Degradation in performance

It’s normal for solar panels to demonstrate reduced performance over time. Most will experience a 0.5% to 1% reduction in power output every year – the manufacturer of your equipment should have exact figures available. The product’s performance warranty will also reflect the expected degradation rate.

The performance of your solar panels may degrade by as much as 25% after their 25th year in operation, but the choice is yours as to whether you wish to replace them. They will continue to work for years, albeit with reduced power output. Less solar power generation means more reliance on grid power, which at a certain point will not be economically viable.

As we mentioned in an earlier blog post, string inverters will also need to be replaced at least once during the life of your solar panels, so you should factor this cost into your ROI calculations.

Recycling solar panels

Solar panels are mostly made of glass, plastic, aluminum and silicon, materials that are routinely recycled. They also contain chemical elements like tellurium, iridium and gallium, resources which the European Chemical Society claims are at serious risk of depletion in the next 100 years. Reclaiming all these components at the end of the product lifecycle promotes a circular production process less reliant on mining. Sending solar panels to a landfill, meanwhile, leads to environmental contamination, as hazardous materials can leach into groundwater.

The cradle-to-grave concept in waste management gives manufacturers the responsibility of outlining plans for the safe disposal of all products they produce. According to the International Renewable Energy Agency, a quarter of the world’s energy will be derived from solar by 2050, and an estimated 78 million tons of photovoltaic waste will have been created. While manufacturers like SunPower and First Solar offer recycling programs, many consumers in North America need to make their own arrangements to have their systems recycled – public programs aren’t widely available. This will change as federal policies on the matter are implemented. Plus, as the demand for large-scale photovoltaic recycling increases, it will be more economically feasible to open more facilities.

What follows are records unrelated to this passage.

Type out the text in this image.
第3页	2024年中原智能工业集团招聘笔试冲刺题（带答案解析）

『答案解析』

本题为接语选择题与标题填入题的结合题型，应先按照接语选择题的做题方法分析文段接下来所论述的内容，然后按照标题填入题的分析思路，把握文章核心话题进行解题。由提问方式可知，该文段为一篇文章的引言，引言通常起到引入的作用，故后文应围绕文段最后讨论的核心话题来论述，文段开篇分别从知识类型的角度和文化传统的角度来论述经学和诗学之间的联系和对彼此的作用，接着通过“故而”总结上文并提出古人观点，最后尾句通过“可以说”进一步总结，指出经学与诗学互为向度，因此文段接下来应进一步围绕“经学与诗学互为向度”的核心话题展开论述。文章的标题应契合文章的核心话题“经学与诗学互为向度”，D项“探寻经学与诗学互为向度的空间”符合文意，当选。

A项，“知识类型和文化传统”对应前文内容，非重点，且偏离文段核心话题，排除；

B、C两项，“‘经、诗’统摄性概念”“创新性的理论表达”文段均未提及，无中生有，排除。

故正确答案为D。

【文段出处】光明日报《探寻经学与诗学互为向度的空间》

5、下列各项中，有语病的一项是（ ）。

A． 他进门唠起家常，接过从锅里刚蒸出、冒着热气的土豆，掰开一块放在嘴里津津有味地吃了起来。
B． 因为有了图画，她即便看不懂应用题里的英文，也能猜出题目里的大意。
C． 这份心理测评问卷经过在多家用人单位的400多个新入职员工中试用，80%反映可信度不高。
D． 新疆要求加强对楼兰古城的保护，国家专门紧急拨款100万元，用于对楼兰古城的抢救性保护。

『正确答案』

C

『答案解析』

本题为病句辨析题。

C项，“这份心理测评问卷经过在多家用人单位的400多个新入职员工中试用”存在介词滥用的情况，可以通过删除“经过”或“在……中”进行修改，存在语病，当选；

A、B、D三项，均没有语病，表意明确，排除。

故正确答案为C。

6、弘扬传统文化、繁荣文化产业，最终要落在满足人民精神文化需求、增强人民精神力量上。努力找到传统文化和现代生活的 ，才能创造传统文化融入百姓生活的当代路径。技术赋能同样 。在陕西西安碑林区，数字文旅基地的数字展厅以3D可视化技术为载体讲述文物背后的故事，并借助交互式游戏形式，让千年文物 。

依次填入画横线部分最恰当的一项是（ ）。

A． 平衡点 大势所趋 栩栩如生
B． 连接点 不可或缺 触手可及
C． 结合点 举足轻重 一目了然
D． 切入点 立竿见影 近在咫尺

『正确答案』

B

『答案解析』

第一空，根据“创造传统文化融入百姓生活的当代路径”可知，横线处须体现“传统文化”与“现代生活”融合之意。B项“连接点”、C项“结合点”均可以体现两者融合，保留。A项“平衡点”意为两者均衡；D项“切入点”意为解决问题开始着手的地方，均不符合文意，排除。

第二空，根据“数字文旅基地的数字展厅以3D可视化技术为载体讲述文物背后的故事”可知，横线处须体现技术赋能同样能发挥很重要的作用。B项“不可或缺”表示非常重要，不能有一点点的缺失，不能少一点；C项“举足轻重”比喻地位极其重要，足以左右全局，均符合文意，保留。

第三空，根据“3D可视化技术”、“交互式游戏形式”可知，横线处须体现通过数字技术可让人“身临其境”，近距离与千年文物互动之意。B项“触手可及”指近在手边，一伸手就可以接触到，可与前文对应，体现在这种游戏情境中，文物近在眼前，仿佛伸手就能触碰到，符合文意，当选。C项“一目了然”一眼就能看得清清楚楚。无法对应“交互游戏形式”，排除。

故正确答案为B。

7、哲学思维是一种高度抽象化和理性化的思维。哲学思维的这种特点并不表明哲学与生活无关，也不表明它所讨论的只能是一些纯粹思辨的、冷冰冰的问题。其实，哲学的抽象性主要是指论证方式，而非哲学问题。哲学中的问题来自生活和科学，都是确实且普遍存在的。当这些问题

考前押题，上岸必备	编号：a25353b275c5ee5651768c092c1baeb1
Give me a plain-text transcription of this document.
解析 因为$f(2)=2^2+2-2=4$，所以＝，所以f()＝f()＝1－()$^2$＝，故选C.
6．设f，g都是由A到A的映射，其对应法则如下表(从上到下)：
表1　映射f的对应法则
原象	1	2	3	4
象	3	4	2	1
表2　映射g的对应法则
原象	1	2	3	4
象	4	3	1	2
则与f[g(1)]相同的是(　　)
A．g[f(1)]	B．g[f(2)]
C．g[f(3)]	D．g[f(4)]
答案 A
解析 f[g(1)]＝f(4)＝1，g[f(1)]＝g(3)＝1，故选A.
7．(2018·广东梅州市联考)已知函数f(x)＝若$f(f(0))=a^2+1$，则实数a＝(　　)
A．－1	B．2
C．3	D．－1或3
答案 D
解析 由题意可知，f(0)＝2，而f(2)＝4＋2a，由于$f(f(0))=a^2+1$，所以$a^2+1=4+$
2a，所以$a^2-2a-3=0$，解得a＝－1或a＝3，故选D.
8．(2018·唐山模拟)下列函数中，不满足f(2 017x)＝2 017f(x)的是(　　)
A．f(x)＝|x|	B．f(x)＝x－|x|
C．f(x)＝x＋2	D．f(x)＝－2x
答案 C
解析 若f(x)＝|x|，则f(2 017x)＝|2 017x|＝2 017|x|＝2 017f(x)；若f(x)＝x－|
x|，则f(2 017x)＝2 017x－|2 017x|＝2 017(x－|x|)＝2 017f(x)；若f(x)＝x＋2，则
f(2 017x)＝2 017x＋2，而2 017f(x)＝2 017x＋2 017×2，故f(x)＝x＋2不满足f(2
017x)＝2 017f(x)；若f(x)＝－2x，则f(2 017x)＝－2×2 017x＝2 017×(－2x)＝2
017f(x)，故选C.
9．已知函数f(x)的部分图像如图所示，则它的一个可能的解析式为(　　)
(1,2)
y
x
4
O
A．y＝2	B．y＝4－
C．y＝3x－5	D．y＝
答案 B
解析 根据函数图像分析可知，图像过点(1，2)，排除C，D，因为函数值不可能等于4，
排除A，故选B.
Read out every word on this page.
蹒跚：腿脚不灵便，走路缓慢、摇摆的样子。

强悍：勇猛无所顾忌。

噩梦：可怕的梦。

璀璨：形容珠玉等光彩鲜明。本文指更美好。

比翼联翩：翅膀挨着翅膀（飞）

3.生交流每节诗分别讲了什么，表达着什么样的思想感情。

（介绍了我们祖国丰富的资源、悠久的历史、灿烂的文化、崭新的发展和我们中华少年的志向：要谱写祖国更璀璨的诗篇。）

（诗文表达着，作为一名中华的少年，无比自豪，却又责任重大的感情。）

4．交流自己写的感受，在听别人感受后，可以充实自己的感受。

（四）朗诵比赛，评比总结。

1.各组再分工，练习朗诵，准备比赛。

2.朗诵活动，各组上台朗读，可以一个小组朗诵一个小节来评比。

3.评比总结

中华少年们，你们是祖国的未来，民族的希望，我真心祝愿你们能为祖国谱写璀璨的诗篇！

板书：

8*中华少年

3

By law, producers of solar modules sold in Europe must put sustainable disposal strategies in place. This has spurred the industry to set up privately funded take-back and recycling firms there, one of them being PV Cycle. This nonprofit has partnered with US counterparts to ship solar waste to Europe for recycling. One of these outfits, Recycle PV Solar, opened a processing facility in Nevada that serves the entire country.

In it for the long haul

Making the switch to residential solar is a rewarding journey. From the moment you begin to calculate the potential savings on your utility bill, to shopping for your first panels, tailoring the system to your needs, coordinating the installation and enjoying at least two decades of clean energy before responsibly disposing of your hardware, the impact of your decision to transform your relationship with energy can have far-reaching environmental repercussions.